In this activity, students will learn four characteristics of a normal curve: the distribution is symmetric and mound-shaped; the mean and median are approximately equal; the distribution meets the 68-95.5-99.7 rule; and the normal probability plot is linear. They will use these to determine if a data set it normal.
- Students will recognize that there are four tests for assessing normality in a data set:
- The distribution is mound-shaped and approximately symmetric.
- The mean and median are approximately equal.
- The distribution follows the 68-95-99.7 rule.
- A normal probability plot of the data set is approximately linear.

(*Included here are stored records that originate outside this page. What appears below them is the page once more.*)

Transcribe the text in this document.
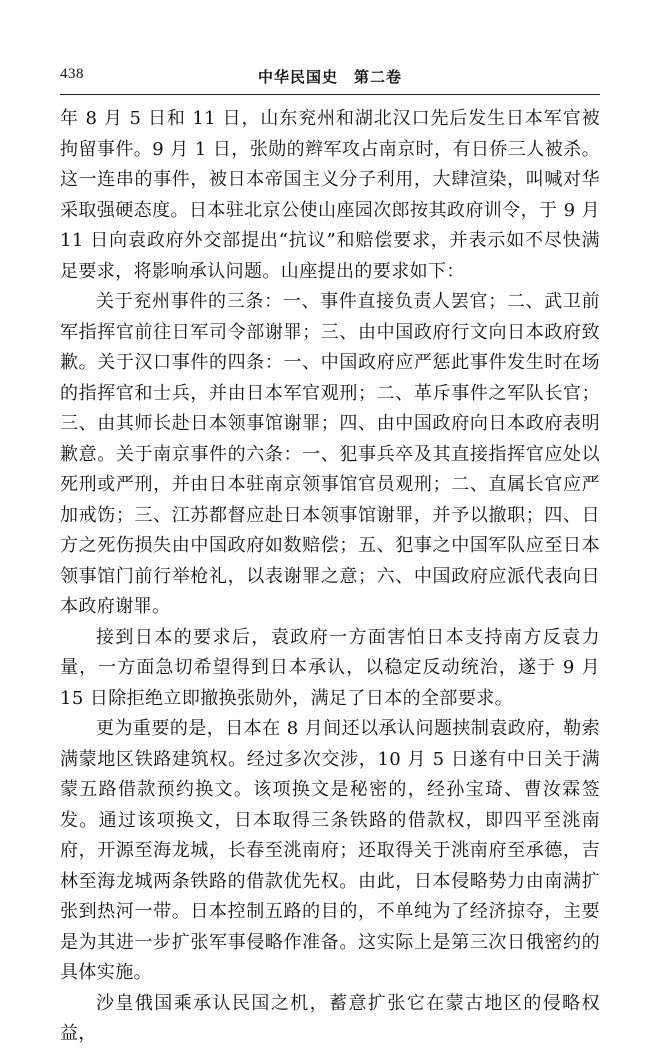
438	中华民国史　第二卷

年 8 月 5 日和 11 日，山东兖州和湖北汉口先后发生日本军官被拘留事件。9 月 1 日，张勋的辫军攻占南京时，有日侨三人被杀。这一连串的事件，被日本帝国主义分子利用，大肆渲染，叫喊对华采取强硬态度。日本驻北京公使山座园次郎按其政府训令，于 9 月 11 日向袁政府外交部提出“抗议”和赔偿要求，并表示如不尽快满足要求，将影响承认问题。山座提出的要求如下：

关于兖州事件的三条：一、事件直接负责人罢官；二、武卫前军指挥官前往日军司令部谢罪；三、由中国政府行文向日本政府致歉。关于汉口事件的四条：一、中国政府应严惩此事件发生时在场的指挥官和士兵，并由日本军官观刑；二、革斥事件之军队长官；三、由其师长赴日本领事馆谢罪；四、由中国政府向日本政府表明歉意。关于南京事件的六条：一、犯事兵卒及其直接指挥官应处以死刑或严刑，并由日本驻南京领事馆官员观刑；二、直属长官应严加戒饬；三、江苏都督应赴日本领事馆谢罪，并予以撤职；四、日方之死伤损失由中国政府如数赔偿；五、犯事之中国军队应至日本领事馆门前行举枪礼，以表谢罪之意；六、中国政府应派代表向日本政府谢罪。

接到日本的要求后，袁政府一方面害怕日本支持南方反袁力量，一方面急切希望得到日本承认，以稳定反动统治，遂于 9 月 15 日除拒绝立即撤换张勋外，满足了日本的全部要求。

更为重要的是，日本在 8 月间还以承认问题挟制袁政府，勒索满蒙地区铁路建筑权。经过多次交涉，10 月 5 日遂有中日关于满蒙五路借款预约换文。该项换文是秘密的，经孙宝琦、曹汝霖签发。通过该项换文，日本取得三条铁路的借款权，即四平至洮南府，开源至海龙城，长春至洮南府；还取得关于洮南府至承德，吉林至海龙城两条铁路的借款优先权。由此，日本侵略势力由南满扩张到热河一带。日本控制五路的目的，不单纯为了经济掠夺，主要是为其进一步扩张军事侵略作准备。这实际上是第三次日俄密约的具体实施。

沙皇俄国乘承认民国之机，蓄意扩张它在蒙古地区的侵略权益，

- Students will use the four tests to assess the normality of a given data set.
- normal distributions
- measures of central tendency
- normal probability plot
- 68-95-99.7 rule
About the Lesson
This lesson involves examining NBA two-point shooting percentages.
As a result, students will:
- Create a histogram of the data and determine if the shape meets the requirement for normality—mound-shaped and symmetric.
- Use one-variable statistics to find the mean and median and determine if they are approximately equal.
- Make a new histogram of the data using the mean as a cut-point and the standard deviation as the bin width. They will calculate the percentage of data values within one-, two- and three-standard deviations of the mean to determine if the histogram meets 68-95-99.7rule.
- Create a normal probability plot of the data and decide if the plot is linear, indicating normality.
- Summarize the results of all four tests to decide if the data set is approximately normal.